I keep coming back to the idea of DNA as a very clever, very high level programming language (at least some of the time) – in such a hypothetical language, if we had rules to say that any legal source code constructs a relatively viable creature, and the mutations are such that only legal source code can come from legal source code, then you could mess with it all you like and you’d still have lots of organisms that more or less worked. It wouldn’t be like adding random characters in the middle of your C++ source code, and hoping they fix your bug and double the performance. However, it looks as though the mutations are more often than not random – the cosmic rays aren’t very discriminating. And it makes no sense to imagine that there could be a programming language whose legal source code only ever built viable organisms. That would be like a language that only ever produced true and interesting statements. But one might imagine that if DNA is a high-level programming language, then it could have found ways to program its own copying mechanisms to ensure that a mutation gives rise to legal code more often than not (e.g.by ensuring that the crossover points happen in roughly the right places), and that that source code operates at the level of objects (like classes in C++ or Java) so that you can build increasing levels of abstraction. So you might imagine a line of DNA++ that says ‘if A and B then not C’ or ‘if B>5, then do X’. That way, messing with the contents of the slots, i.e. which objects go where, you could relatively rapidly build up a few lines of code that do something cool, e.g. only start to clot when there’s tissue damage and not that much clotting already. When that works, you treat that paragraph as an object/function by marking the start and end with a tag that says “useful code – don’t mutate unless you’re feeling really capricious”, and then build a more sophisticated clotting mechanism around or on top of that that facilitates healing once the immediate danger of bleeding to death is over.

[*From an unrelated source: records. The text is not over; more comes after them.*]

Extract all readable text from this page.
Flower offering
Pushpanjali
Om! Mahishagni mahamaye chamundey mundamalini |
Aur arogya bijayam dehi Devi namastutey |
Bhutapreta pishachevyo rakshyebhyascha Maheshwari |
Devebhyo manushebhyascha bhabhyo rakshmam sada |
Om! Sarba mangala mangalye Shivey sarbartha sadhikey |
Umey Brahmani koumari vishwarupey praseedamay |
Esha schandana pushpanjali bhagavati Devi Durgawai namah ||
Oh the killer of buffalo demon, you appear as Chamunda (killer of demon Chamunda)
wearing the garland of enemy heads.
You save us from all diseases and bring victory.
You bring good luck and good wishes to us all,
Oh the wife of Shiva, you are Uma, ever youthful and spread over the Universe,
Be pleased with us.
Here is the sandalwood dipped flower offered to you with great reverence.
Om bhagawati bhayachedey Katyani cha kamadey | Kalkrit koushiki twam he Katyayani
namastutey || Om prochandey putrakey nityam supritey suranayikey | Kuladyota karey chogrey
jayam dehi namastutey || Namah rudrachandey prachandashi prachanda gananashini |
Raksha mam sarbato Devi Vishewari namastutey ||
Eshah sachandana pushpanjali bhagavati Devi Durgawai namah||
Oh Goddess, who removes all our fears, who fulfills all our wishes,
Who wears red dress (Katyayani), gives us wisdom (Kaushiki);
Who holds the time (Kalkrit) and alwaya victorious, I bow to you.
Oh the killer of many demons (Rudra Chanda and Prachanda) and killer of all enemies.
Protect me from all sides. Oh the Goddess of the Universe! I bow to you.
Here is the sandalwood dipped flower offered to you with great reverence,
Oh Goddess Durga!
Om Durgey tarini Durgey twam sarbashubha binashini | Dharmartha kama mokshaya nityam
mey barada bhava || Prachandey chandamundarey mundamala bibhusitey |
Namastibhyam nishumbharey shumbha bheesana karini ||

In the case of bacteria, you have absolutely shitloads of them wandering around, and if you’re mutating at the level of swapping functions and objects in and out, rather than individual characters, then you could search through a pretty large source code space pretty efficiently, building increasing levels of abstraction in small steps. Moreover, if one bacterium solves the problem of vesicular transport, and the other one figures out how to propel itself, you just combine the two bits of code together.
What’s the alternative? God? A planet that’s much older than we realise? Some proto form of life that solved all the biochemical problems for us, then died out or went to live like a hermit in the middle of a volcano? Aliens? Could our hindbrains be unconsciously directing things from above? Nah.